Polacy nie chcą dzielić się autami. Car-sharing w naszym kraju wciąż kuleje
Car-sharing zdobywa popularność na świecie – pod koniec 2022 roku korzystało z niego 123,4 mln osób. Liderem są Niemcy. Tymczasem w Polsce kolejne próby wdrożenia tej usługi kończą się fiaskiem. W marcu tego roku następny operator zawiesił działalność. Dlaczego współdzielenie samochodów nie przyjmuje się nad Wisłą?
Systemy car-sharingu stają się coraz bardziej powszechne w Europie i na świecie. Jak podaje Global Carsharing Telematics Market Report, pod koniec 2022 roku liczba użytkowników tej usługi na świecie osiągnęła 123,4 mln. Kraje Europy Zachodniej dominują w tym segmencie, a najbardziej dynamicznie rozwija się rynek niemiecki. Według Federalnego Związku Współdzielenia Samochodów, od 1 stycznia 2025 roku w Niemczech działa 297 firm, spółdzielni i stowarzyszeń oferujących car-sharing. W porównaniu z poprzednim rokiem liczba dostępnych pojazdów wzrosła o 5,3 proc., a miejsc oferujących usługę – o 8,4 proc. Na podium europejskich liderów car-sharingu znajdują się także Francja i Holandia.
Dla Polaków własne auto to symbol statusu
W Polsce historia car-sharingu wygląda zupełnie inaczej. Od 2015 do 2022 roku na polskim rynku zanotowano 15 nieudanych i tylko 3 udane wdrożenia tej usługi. Kolejny cios przyszedł w marcu bieżącego roku, gdy następny operator zdecydował się zawiesić działalność w zakresie współdzielenia pojazdów. Eksperci Polskiego Instytutu Ekonomicznego wskazują, że rozwój tego segmentu napotyka w naszym kraju poważne trudności:
Wśród barier w rozwoju tego segmentu rynku w Polsce można wymienić wysokie koszty operacyjne, związane z eksploatacją, ubezpieczeniem i naprawami wypożyczanych samochodów
– czytamy w najnowszym Tygodniku Gospodarczym Polskiego Instytutu Ekonomicznego.
Wysokie koszty operacyjne to jedna z głównych przeszkód. Utrzymanie floty współdzielonych samochodów – uwzględniając eksploatację, ubezpieczenia i naprawy – może być o 30 proc. droższe niż w przypadku aut prywatnych. Problemem jest także niewystarczająca infrastruktura: tylko 40 proc. obszarów miejskich w Unii Europejskiej nadaje się do obsługi car-sharingu na dużą skalę. W Polsce brakuje też odpowiednich regulacji i zachęt, takich jak ulgi, które miałyby promować zrównoważoną mobilność miejską. Obniżki opłat parkingowych na poziomie lokalnym okazały się niewystarczające.
Rozwój car-sharingu w Polsce utrudniły również pandemia COVID-19, która ograniczyła mobilność, oraz silne przywiązanie Polaków do tradycyjnych form transportu. Zmiana nawyków okazała się trudniejsza, niż zakładano, co przełożyło się na chwiejny popyt na usługę. Eksperci Polskiego Instytutu Ekonomicznego podkreślają, że bez systemowego wsparcia i większej akceptacji społecznej car-sharing w Polsce może pozostać jedynie niszą.
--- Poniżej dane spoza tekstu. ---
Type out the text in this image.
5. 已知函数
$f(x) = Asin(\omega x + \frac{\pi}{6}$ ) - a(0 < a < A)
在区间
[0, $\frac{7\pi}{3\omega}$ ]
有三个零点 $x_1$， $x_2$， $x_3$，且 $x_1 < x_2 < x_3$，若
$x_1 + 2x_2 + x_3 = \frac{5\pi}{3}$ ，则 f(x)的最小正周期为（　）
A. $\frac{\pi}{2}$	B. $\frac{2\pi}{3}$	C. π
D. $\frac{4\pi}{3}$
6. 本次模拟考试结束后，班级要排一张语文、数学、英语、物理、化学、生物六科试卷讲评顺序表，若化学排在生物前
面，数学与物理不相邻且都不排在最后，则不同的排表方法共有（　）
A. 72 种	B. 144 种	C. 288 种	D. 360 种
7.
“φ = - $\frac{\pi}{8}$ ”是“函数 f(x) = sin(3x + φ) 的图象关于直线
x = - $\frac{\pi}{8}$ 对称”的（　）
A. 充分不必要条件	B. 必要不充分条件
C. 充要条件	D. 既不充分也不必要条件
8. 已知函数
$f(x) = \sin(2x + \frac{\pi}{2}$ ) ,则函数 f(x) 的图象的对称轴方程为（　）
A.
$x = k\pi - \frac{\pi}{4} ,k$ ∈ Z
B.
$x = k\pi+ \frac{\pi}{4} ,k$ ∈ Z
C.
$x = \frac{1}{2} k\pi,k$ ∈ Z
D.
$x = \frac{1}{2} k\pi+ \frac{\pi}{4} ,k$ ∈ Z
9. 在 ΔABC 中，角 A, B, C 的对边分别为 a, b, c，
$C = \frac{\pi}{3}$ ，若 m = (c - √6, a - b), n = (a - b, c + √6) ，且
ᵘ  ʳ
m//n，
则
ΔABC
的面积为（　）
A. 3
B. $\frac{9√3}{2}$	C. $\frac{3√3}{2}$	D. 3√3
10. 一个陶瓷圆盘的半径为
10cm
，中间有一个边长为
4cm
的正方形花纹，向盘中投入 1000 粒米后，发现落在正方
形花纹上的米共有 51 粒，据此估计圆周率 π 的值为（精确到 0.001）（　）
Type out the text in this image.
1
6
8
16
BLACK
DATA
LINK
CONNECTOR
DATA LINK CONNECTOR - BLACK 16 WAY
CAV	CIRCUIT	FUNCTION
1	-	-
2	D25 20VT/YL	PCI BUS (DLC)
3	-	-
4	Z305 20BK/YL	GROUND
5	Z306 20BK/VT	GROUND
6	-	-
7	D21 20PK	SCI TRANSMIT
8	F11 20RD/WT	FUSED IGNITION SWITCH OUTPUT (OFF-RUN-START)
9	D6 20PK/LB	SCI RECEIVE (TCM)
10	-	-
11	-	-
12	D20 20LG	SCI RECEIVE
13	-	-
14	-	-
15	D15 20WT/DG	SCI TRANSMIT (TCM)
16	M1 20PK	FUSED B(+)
Jak czytamy w Tygodniku, w polskim społeczeństwie nadal posiadanie samochodu dość powszechnie uznawane jest za symbol statusu społecznego i niezależności. Według danych zawartych w raporcie z 2024 r. pt. Vehicles on European Roads w Polsce przypadają 703 samochody na 1000 osób, co jest najwyższym wynikiem w Unii Europejskiej.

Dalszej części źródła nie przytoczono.